DNA Testing Puts New Light On Bladderpod Listing

DNA Testing Puts New Light On Bladderpod Listing

DNA Testing Puts New Light On Bladderpod Listing

I’m Lacy Gray with Washington Ag Today.

In an interesting twist this week results of a farmer funded DNA testing of the White Bluffs Bladderpod plant that grows along the Columbia River in Franklin County shows it to be genetically the same as the common Douglas's bladderpod. With permission from the U.S. Fish and Wildlife Service agronomist Stuart Turner collected several samples along the White Bluffs to compare with other bladderpod samples collected in surrounding counties, as well as samples from Oregon and Idaho. Then the tests were conducted by the Laboratory for Evolutionary, Ecological, and Conservation Genetics at the University of Idaho. The test result announcement coincided with the last day of a public comment period for the proposed endangered species listing of the White Bluffs bladderpod. Congressman Doc Hastings, who questioned Secretary of the Interior Sally Jewell over the proposed ESA listing of the White Bluffs Bladderpod plant earlier this month during a House Natural Resources Committee hearing, had this to say over the recent finding.

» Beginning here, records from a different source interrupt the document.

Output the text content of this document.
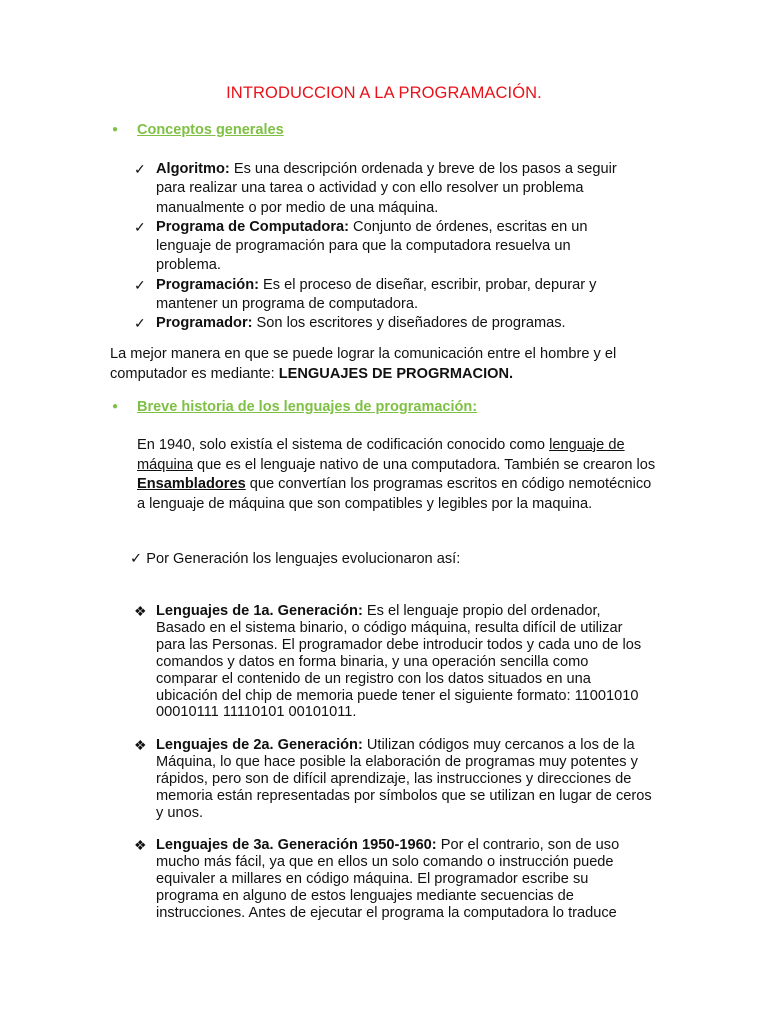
INTRODUCCION A LA PROGRAMACIÓN.
● Conceptos generales
✓ Algoritmo: Es una descripción ordenada y breve de los pasos a seguir para realizar una tarea o actividad y con ello resolver un problema manualmente o por medio de una máquina.
✓ Programa de Computadora: Conjunto de órdenes, escritas en un lenguaje de programación para que la computadora resuelva un problema.
✓ Programación: Es el proceso de diseñar, escribir, probar, depurar y mantener un programa de computadora.
✓ Programador: Son los escritores y diseñadores de programas.
La mejor manera en que se puede lograr la comunicación entre el hombre y el computador es mediante: LENGUAJES DE PROGRMACION.
● Breve historia de los lenguajes de programación:
En 1940, solo existía el sistema de codificación conocido como lenguaje de máquina que es el lenguaje nativo de una computadora. También se crearon los Ensambladores que convertían los programas escritos en código nemotécnico a lenguaje de máquina que son compatibles y legibles por la maquina.
✓ Por Generación los lenguajes evolucionaron así:
❖ Lenguajes de 1a. Generación: Es el lenguaje propio del ordenador, Basado en el sistema binario, o código máquina, resulta difícil de utilizar para las Personas. El programador debe introducir todos y cada uno de los comandos y datos en forma binaria, y una operación sencilla como comparar el contenido de un registro con los datos situados en una ubicación del chip de memoria puede tener el siguiente formato: 11001010 00010111 11110101 00101011.
❖ Lenguajes de 2a. Generación: Utilizan códigos muy cercanos a los de la Máquina, lo que hace posible la elaboración de programas muy potentes y rápidos, pero son de difícil aprendizaje, las instrucciones y direcciones de memoria están representadas por símbolos que se utilizan en lugar de ceros y unos.
❖ Lenguajes de 3a. Generación 1950-1960: Por el contrario, son de uso mucho más fácil, ya que en ellos un solo comando o instrucción puede equivaler a millares en código máquina. El programador escribe su programa en alguno de estos lenguajes mediante secuencias de instrucciones. Antes de ejecutar el programa la computadora lo traduce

HASTINGS: What it shows is the deficiencies in the laws right now and where the Department of the Interior several years ago when they made this mega-settlement on a whole bunch of species without due diligence being done. It doesn’t seem to be rocket science to say “Wow, here is a rare flower - boy there’s another flower like this elsewhere. Let’s see if they are the same”. But it was clearly lost on the Department of Interior when they made the mega-settlement and it was clearly lost on Fish and Wildlife when they didn’t pursue that from a scientific standpoint. We’re going to have a hearing on the Endangered Species Act next week and I guarantee it will be part of that hearing.

The Franklin County Natural Resource Advisory Committee is waiting for comment from U.S. Fish & Wildlife on the DNA test results. Fish and Wildlife is expected to make a decision on the listing in November.

 

I’m Lacy Gray and that’s Washington Ag Today on the Ag Information Network.